By Michelle Miller
---- — Cooperstown Central School may no longer be nicknamed the Redskins because school officials are looking into the process of changing its moniker.
According to Superintendent C.J. Hebert, several students have come forward to relate specific conversations with people unfamiliar with the school, when the issue of the school mascot nickname came up. He said the students said they felt uncomfortable and embarrassed about the issue.
Hebert added that the district has made significant efforts to recognize cultural changes and diversity.
“The name really does not coincide with our initiatives and all the work we have been doing with anti-bullying and Dignity for All Students, faculty development and programs such as ‘Habitudes,’” Hebert said. “It is kind of hard to have them side-by-side.”
According to notes discussed by Board of Education President David Borgstrom at the district’s last board of education meeting, he feels a change has been long needed.
“It has troubled me for some time that we recognize the importance of this education, make a commitment to it, and espouse a need for cultural sensitivity, while supporting a school nickname that is the antithesis of this philosophy. What would be the board of education’s response if ever asked to justify our commitment to cultural sensitivity education and the nickname ‘Redskins?’” he said.
This is not the first time the school has considered a change.
In April 2001 State Education Commissioner Richard Mills sent a letter to school boards asking them to change Indian-related mascots and logos as soon as possible.
“I have concluded that the use of Native American symbols or depictions as mascots can become a barrier to building a safe and nurturing school community and improving academic standards for all students,” he wrote in a four-page decision.
The commissioner called upon school officials to notify their communities of the issue and to lead in “a discussion of the right path to take.”
A Redskins ad hoc committee was formed by the Cooperstown Board of Education in response to the letter. A public meeting was held to gather public opinion about the continued use of the Redskins image, nickname and mascot. Roughly 30 people turned out for the hearing, and only about 10 spoke, according to Crier reports.
Identifying himself as a “proud native son,” Paul Clark advocated for keeping the mascot. He said he had talked to “many Native Americans who say it’s an honor.”
In January 2002, the Crier reported that CCS was the only district left in the state still employing Redskins as its mascot, according to a list compiled by the state education department.

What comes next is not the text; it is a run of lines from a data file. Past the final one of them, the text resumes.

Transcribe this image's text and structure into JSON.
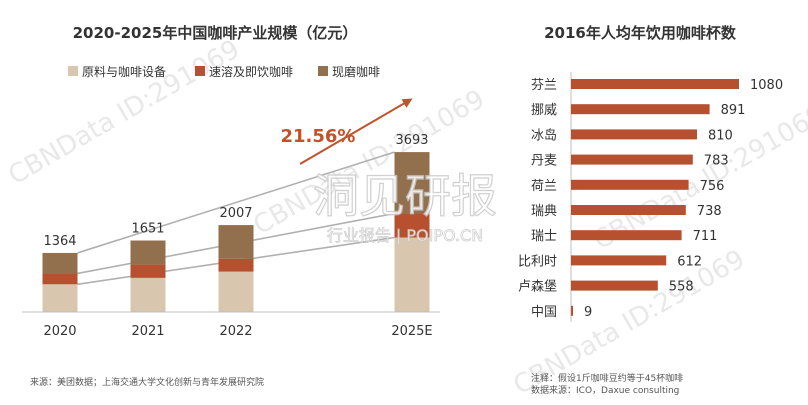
{
  "colors": {
    "raw": "#d8c6ae",
    "instant": "#b6502f",
    "ground": "#93704d",
    "arrow": "#c0522c",
    "trend_line": "#b0b0b0",
    "text": "#333333",
    "watermark": "#d9d9d9"
  },
  "left_chart": {
    "title": "2020-2025年中国咖啡产业规模（亿元）",
    "growth_label": "21.56%"
  },
  "right_chart": {
    "title": "2016年人均年饮用咖啡杯数"
  },
  "footnotes": {
    "source_left": "来源：美团数据；上海交通大学文化创新与青年发展研究院",
    "note_right": "注释：假设1斤咖啡豆约等于45杯咖啡",
    "source_right": "数据来源：ICO，Daxue consulting"
  },
  "watermark": {
    "main": "CBNData ID:291069",
    "brand": "洞见研报",
    "brand_sub": "行业报告 | POIPO.CN"
  },
  "chart_data": [
    {
      "type": "bar",
      "stacked": true,
      "title": "2020-2025年中国咖啡产业规模（亿元）",
      "categories": [
        "2020",
        "2021",
        "2022",
        "2025E"
      ],
      "totals": [
        1364,
        1651,
        2007,
        3693
      ],
      "series": [
        {
          "name": "原料与咖啡设备",
          "values": [
            640,
            788,
            933,
            1721
          ]
        },
        {
          "name": "速溶及即饮咖啡",
          "values": [
            250,
            307,
            297,
            555
          ]
        },
        {
          "name": "现磨咖啡",
          "values": [
            474,
            556,
            777,
            1417
          ]
        }
      ],
      "annotation": "21.56%",
      "grid": false
    },
    {
      "type": "bar",
      "orientation": "horizontal",
      "title": "2016年人均年饮用咖啡杯数",
      "categories": [
        "芬兰",
        "挪威",
        "冰岛",
        "丹麦",
        "荷兰",
        "瑞典",
        "瑞士",
        "比利时",
        "卢森堡",
        "中国"
      ],
      "values": [
        1080,
        891,
        810,
        783,
        756,
        738,
        711,
        612,
        558,
        9
      ],
      "xlim": [
        0,
        1080
      ],
      "grid": false
    }
  ]
}
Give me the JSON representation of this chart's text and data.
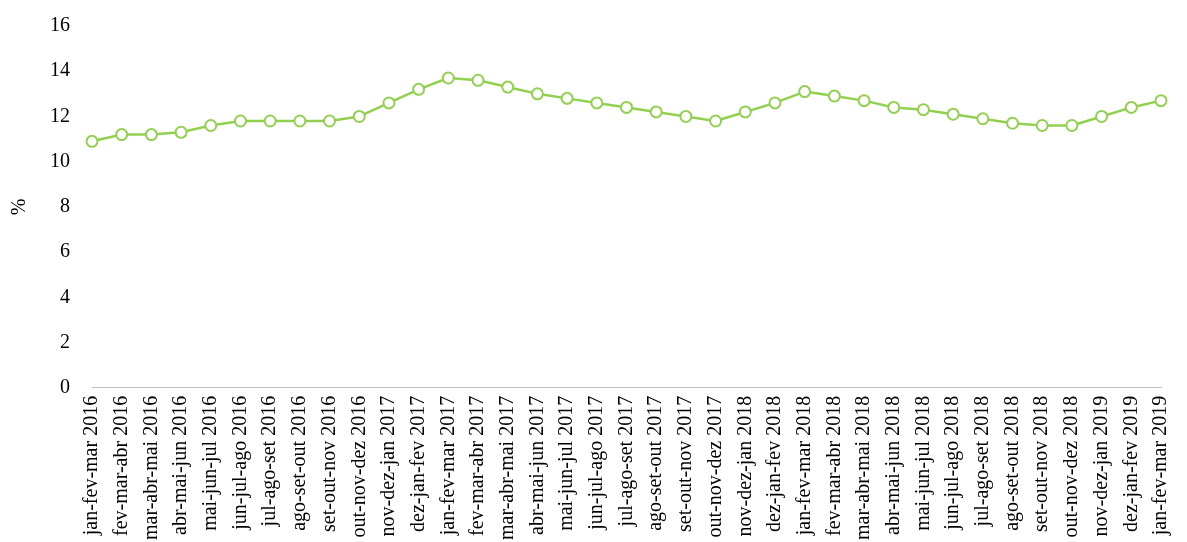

Borgstrom said although the issue has been addressed some years ago without any action taken, he feels culture evolves and changes and so must CCS.
“I am convinced the time has come to make a change” he said. “We cannot continue on a path of recognizing the importance of diversity education, and cultural sensitivity and continue to be called the Redskins.”
“This issue is a Board of education responsibility. We cannot turn our backs on this topic,” he continued.
Hebert said he does not feel that there are any problems concerning the district’s colors or logo, which features a silhouette of the famous “Indian Hunter” statue by John Quincy Adams Ward in Lake Front Park in Cooperstown.
He said school officials met with student council representatives after the school board meeting to seek assistance going forward with the possible name change.
“We feel it is important to include student leaders if we are going to consider a change of this magnitude,” he said.
More details will be discussed at the district’s next board meeting scheduled for Feb. 6.